Atravessou as ruelas, até ao porto, onde ainda estava o velho Helt, apoiado sobre a bengala. Ingrid perguntou pelos peixes, ao que ele respondeu que estavam bem e recomendavam-se, sorrindo parvamente. Seria ela a única a questionar? Mais ninguém o sentia? Era possível que as sensações resultassem da missão que lhe havia incumbido Javé.

Anos antes, quando ela tinha apenas a idade em que as crianças começam a lembrar-se das coisas, Ingrid foi visitada pelo homem do trono e foi a protagonista de um ritual de velas e cânticos. Poucos anos mais tarde, a sua tutora do lar explicou que se atribuía a alguns escolhidos de Ganferton a responsabilidade de informar o Grande Javé das maleitas do povo, para que fossem resolvidas e a serenidade restabelecida. Eram os mensageiros da capital do mundo.
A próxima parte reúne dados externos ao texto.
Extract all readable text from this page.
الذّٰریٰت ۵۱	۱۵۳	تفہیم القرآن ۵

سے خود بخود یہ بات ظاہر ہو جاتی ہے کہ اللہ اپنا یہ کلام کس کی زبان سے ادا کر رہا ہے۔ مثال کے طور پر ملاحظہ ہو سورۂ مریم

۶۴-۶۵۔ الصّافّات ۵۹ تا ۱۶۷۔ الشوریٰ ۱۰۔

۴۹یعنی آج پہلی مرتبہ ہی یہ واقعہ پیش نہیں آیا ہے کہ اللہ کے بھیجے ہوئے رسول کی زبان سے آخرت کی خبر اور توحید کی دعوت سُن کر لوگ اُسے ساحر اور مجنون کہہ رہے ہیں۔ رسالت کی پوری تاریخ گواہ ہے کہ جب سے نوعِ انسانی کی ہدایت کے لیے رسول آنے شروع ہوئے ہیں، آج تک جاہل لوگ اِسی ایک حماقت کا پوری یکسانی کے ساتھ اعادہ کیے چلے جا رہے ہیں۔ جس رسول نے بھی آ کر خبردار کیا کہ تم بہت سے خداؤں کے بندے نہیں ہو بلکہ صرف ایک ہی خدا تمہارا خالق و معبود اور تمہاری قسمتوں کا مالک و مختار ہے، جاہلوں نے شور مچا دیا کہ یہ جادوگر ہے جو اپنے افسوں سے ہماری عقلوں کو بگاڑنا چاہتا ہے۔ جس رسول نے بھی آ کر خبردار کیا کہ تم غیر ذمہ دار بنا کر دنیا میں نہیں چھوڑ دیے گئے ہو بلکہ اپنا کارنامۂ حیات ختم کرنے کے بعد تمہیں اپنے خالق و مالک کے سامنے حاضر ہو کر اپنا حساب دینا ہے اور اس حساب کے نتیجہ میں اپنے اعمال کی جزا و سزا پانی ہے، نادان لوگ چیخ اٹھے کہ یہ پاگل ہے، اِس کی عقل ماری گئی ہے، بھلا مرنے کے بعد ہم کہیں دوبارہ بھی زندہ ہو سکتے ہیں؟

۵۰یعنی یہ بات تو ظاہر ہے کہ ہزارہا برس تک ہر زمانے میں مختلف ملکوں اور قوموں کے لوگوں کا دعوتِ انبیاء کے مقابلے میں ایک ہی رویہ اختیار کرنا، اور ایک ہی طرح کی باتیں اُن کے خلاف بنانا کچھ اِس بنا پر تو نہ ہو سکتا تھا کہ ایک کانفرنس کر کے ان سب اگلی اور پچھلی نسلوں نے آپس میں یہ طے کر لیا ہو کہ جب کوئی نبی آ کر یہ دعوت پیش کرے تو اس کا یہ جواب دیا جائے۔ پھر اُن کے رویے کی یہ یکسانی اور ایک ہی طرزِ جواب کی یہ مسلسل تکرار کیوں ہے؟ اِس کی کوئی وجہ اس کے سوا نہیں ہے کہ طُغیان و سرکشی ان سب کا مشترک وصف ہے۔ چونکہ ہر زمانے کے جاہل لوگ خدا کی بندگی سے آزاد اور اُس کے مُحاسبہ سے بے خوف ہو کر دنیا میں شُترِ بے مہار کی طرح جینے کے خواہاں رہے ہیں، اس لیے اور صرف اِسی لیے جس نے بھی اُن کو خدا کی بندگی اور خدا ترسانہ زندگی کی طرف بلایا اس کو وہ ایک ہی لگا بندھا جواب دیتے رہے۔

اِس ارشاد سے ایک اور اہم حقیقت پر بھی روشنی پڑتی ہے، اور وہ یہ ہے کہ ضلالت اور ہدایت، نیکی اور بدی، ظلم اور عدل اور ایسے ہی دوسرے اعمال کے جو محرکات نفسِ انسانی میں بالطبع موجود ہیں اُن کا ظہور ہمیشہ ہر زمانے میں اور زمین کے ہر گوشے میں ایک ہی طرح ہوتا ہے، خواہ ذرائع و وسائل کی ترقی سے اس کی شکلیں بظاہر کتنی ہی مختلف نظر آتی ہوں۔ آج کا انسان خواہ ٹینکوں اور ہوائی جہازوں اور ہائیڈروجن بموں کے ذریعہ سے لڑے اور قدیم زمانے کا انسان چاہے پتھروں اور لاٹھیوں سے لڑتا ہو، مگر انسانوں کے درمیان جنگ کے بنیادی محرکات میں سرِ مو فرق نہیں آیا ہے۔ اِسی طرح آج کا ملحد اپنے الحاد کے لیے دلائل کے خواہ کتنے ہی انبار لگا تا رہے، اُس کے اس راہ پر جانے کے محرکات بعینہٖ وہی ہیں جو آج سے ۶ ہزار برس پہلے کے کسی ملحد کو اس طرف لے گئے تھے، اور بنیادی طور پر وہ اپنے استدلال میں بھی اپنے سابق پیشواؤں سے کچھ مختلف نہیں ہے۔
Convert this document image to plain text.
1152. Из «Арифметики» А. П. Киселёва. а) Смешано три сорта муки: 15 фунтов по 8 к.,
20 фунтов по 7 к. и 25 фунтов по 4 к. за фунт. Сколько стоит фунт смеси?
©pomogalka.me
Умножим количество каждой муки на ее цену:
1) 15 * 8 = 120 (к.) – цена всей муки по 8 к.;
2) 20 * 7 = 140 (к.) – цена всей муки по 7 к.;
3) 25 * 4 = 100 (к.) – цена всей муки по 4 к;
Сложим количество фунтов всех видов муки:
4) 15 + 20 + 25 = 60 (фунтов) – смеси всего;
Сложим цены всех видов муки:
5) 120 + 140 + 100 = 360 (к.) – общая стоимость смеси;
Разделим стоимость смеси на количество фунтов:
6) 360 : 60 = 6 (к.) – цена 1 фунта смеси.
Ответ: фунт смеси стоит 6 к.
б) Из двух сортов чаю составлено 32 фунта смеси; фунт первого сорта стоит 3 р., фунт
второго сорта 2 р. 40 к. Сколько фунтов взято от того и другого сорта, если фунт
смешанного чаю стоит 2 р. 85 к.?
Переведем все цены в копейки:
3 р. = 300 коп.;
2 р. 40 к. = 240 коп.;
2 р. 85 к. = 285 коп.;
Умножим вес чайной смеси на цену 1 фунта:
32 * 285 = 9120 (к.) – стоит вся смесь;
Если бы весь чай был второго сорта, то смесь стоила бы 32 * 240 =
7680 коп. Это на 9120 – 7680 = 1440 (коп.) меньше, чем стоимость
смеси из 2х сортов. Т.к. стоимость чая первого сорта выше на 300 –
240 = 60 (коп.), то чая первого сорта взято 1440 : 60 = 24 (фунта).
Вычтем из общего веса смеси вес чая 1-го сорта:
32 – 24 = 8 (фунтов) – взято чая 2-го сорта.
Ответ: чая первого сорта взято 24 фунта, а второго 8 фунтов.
Com as lembranças frescas, Ingrid ladeou o rio e avistou a sua casa. Apreciou-a como se a visse pela primeira vez, como fazia com todas as coisas; dava-lhes o sabor da felicidade constante. Porém, ela começara a experienciar algo díspar, mais gutural. Ao espelho, via a boca decair, o queixo tremer, os ombros afrouxarem. Por vezes, era intenso ao ponto de os olhos deitarem gotas que lhe desciam pelas bochechas, de uma água com um sabor estranho.

Ali, diante das paredes que a viram nascer, Ingrid enfrentou as sensações e decidiu que estava na hora de atirar-se a uma nova realidade, como para um abismo. Virou costas e correu ao lado do rio, pelo porto, pelas ruelas, carpiu pela Praça dos Honrados, desceu a escadaria interior do Templo Mayleor, atravessou os tijolos entreáguas e estacou perante o trono vazio. Ainda ofegante, como se não houvesse ar suficiente para sobreviver, gritou por Javé, uma e outra vez. Ajoelhou-se e produziu as gotas dos olhos, esfregando a face com as mãos, soluçando e gemendo, num pranto genuíno.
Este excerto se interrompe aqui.